I used to joke that people seen walking down the street wearing headphones and listing to who knows what, were in fact being broadcast instructions on where to go. They were the lost souls of commercialism and in need of direction, incapable of thinking for themselves. Instead of music, they were being told what to do. "Stop here. Wait for the green light. Turn left. Open the door. Buy a soft drink."
I was being facetious when I said that, but now I'm not so sure. After writing an article on Michael Jackson's trial in California, I received more e-mails from his loyal followers than I ever imagined I would get. I realized then, that Michael's music and the music of many other performers is indeed something like an addiction, perhaps even similar to a religious cult. Like followers of a cult, many people get very defensive when you question their irrational habits or beliefs about popular music.
I suppose that young people in this generation need to listen to their CDs and MP3s the way members of my generation needed cigarettes. Of course, I can hear critics say that there is a big difference between cigarettes and music. "Cigarettes have been shown to be harmful to our health and even deadly," the critics say, "while music is not harmful nor does it kill people."
This is a statement about which I am not so sure. It took a while to realize the harmful nature of cigarettes. In some cases it took 25 years for lung cancers to show up. A person who started smoking at age 18 and didn't quit until 50 may have done irreversible damage to his health. Perhaps an addiction to music works the same way over time.
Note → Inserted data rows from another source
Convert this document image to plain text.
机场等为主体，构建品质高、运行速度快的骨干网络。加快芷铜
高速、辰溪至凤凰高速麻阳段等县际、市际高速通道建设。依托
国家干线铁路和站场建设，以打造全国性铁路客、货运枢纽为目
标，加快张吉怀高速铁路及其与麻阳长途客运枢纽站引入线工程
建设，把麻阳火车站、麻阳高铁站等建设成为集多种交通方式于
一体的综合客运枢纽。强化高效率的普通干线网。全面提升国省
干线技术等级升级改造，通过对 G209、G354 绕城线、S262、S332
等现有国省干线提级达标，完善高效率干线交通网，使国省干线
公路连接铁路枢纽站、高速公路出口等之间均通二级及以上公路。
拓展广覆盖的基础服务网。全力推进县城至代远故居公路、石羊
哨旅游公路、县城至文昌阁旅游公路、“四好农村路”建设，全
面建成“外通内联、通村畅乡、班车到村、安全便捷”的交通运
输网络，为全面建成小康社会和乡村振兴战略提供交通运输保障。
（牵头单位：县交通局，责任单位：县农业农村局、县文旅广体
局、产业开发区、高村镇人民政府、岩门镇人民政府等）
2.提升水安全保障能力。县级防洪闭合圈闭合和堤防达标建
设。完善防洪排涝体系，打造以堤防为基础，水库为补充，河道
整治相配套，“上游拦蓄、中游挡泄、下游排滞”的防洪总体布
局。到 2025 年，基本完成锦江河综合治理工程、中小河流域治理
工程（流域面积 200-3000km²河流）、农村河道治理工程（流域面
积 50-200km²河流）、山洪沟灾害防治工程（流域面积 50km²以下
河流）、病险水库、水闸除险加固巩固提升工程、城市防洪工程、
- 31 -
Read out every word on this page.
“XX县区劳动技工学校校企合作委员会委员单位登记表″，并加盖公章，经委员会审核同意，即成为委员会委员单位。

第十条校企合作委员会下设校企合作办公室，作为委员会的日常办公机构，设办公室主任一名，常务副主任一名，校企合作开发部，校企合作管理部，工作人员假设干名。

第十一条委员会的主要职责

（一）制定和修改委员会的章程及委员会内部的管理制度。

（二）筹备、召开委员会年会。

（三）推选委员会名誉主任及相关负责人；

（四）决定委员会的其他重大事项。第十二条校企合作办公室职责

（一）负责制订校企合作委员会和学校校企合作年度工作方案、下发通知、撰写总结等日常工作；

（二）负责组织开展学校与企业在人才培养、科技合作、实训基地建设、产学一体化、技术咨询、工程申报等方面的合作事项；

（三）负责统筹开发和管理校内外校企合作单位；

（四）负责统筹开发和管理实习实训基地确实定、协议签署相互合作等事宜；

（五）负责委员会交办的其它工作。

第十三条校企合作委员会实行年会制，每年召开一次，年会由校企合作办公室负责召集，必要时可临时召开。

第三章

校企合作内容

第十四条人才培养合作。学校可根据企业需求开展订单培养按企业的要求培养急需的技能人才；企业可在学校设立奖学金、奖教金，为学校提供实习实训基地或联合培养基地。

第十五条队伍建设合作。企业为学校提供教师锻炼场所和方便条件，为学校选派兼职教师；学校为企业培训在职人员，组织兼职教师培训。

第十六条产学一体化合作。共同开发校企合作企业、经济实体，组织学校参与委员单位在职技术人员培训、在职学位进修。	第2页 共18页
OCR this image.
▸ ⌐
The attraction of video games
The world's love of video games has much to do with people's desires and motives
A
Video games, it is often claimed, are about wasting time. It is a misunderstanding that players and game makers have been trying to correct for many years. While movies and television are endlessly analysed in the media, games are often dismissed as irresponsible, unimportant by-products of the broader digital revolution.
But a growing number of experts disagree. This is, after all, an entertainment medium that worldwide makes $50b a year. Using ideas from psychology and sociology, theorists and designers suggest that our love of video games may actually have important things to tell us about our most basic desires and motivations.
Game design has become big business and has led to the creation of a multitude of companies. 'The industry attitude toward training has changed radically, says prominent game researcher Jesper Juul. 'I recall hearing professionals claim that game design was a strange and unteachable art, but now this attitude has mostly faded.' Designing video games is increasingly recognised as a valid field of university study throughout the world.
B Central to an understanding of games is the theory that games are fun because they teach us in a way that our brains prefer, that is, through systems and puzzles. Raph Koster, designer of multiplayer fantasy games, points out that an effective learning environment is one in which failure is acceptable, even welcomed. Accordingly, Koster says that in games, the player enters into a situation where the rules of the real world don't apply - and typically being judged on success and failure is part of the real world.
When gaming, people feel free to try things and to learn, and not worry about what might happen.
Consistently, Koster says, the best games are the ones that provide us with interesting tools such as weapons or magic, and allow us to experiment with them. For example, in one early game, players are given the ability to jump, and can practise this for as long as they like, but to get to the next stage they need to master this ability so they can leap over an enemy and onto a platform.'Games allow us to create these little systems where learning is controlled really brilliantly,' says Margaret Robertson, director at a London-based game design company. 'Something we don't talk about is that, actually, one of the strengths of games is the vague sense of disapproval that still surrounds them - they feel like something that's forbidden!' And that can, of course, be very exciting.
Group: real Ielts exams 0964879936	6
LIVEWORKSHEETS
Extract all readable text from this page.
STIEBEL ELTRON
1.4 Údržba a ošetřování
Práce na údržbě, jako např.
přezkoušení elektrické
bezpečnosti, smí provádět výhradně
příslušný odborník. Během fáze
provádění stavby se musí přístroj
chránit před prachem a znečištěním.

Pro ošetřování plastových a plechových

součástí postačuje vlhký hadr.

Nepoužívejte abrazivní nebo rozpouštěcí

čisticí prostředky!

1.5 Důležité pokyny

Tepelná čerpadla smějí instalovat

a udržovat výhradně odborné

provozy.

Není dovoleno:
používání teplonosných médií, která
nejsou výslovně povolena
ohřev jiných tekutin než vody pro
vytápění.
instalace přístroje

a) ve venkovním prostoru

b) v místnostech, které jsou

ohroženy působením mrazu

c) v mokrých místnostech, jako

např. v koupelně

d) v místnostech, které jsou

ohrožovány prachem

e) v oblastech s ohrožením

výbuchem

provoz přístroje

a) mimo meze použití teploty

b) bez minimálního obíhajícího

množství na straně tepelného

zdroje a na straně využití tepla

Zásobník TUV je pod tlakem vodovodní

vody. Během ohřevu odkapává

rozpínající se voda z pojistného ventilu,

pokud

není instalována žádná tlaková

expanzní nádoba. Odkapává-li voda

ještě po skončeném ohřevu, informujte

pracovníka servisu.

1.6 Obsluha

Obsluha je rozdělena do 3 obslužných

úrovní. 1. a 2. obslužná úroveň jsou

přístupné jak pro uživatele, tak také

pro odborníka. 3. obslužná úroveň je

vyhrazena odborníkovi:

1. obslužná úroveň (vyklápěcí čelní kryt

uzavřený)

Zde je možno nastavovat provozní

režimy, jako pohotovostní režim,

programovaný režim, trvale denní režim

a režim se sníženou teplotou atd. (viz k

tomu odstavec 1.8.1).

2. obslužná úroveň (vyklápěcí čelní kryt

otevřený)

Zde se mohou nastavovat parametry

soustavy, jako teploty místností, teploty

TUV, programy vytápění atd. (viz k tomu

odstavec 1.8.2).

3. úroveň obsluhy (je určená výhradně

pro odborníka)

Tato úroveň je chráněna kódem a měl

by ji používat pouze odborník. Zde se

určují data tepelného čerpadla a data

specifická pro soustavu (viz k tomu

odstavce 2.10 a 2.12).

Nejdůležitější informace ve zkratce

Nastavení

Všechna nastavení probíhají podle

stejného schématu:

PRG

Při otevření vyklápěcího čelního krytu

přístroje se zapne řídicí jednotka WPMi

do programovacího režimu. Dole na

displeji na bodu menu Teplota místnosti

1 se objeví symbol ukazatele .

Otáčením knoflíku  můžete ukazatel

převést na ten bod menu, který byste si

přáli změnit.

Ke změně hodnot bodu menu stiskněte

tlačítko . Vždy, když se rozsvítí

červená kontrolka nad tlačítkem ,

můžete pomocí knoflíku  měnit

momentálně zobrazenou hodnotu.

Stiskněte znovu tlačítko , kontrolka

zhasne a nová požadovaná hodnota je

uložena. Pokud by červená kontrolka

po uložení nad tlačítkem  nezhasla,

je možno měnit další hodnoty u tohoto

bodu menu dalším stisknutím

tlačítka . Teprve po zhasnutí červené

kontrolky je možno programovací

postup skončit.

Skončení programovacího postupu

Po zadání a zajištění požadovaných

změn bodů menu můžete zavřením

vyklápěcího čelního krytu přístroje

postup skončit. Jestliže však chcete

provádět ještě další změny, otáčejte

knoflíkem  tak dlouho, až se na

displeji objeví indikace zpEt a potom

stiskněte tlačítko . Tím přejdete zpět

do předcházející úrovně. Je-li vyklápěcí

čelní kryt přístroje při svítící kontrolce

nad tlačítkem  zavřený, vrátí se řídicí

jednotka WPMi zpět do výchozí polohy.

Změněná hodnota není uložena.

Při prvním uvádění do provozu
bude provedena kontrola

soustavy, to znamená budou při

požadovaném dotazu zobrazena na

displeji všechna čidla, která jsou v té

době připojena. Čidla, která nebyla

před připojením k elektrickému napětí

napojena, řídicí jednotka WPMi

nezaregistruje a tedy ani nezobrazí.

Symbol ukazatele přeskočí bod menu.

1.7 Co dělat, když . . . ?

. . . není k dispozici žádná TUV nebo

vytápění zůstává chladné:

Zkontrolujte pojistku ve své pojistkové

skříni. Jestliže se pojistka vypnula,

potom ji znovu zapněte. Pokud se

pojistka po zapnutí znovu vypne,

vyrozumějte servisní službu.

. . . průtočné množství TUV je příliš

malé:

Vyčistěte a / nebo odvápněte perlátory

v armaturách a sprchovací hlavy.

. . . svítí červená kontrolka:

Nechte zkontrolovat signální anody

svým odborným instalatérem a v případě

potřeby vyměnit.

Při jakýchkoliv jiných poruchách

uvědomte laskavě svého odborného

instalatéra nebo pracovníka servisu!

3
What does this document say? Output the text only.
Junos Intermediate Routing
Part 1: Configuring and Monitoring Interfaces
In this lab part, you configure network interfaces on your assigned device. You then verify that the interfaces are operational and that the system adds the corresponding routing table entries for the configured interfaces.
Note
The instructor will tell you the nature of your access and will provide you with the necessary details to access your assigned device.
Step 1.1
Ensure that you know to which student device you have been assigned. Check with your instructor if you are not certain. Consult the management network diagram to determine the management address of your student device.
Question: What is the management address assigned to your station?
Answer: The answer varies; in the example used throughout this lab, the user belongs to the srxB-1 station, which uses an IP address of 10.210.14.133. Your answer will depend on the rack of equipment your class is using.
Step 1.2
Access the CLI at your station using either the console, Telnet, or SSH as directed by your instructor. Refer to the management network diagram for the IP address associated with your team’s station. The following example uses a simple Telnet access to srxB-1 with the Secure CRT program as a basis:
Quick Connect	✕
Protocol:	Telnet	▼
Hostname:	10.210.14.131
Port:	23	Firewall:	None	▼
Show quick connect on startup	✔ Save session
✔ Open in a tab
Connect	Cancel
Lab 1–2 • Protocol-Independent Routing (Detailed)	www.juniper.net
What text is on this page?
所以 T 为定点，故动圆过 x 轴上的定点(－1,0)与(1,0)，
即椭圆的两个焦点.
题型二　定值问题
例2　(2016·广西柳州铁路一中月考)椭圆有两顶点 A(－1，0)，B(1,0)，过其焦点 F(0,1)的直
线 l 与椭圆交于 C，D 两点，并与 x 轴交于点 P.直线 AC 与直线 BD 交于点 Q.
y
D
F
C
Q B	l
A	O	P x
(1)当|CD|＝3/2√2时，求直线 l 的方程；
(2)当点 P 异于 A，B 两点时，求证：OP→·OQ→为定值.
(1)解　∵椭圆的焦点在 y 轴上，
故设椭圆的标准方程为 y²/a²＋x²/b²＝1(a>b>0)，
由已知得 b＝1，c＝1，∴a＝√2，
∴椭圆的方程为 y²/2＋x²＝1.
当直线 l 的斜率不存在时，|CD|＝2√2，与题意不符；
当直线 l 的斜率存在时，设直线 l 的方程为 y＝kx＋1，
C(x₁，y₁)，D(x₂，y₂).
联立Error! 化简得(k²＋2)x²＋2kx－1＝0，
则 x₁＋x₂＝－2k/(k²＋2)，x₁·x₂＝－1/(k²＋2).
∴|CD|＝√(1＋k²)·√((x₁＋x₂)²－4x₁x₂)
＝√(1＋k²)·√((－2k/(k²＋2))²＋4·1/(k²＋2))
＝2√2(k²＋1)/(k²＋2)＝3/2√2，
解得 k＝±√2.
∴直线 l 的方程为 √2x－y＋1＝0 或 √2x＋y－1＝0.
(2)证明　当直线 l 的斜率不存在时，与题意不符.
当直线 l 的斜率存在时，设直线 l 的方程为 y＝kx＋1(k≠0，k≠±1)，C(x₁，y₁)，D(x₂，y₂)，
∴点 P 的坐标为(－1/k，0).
It is possible that today's 18 year old who listens to Rap, R and B, House, Country, Heavy Metal or whatever on his MP3 player is not only doing damage to his ears but to his spirit as well. What need is it that sends him out of the house wired for sound? Why is it not enough just to walk down the street and listen to the symphony of the city? What will this young man be thinking and believing 25 years from now? Will his thoughts be so molded by the rhythms of what he had listened to while young that he will be incapable in the future of being a free citizen?
Today, it's cool to have an iPod and be wired for sound, while many of the baby-boomer generation are tired of the boom-boom-boom. The ear has taken the place of the mouth for the present generation. What may be next, the eye? Will the next generation move from music to pornography for their addiction? Can you imagine someone at a futuristic mall listening to an MP3 player, smoking a cigarette and watching images on a personal video screen worn like a pair of glasses? With his eyes, ears and mouth covered, this will be truly a man without a face.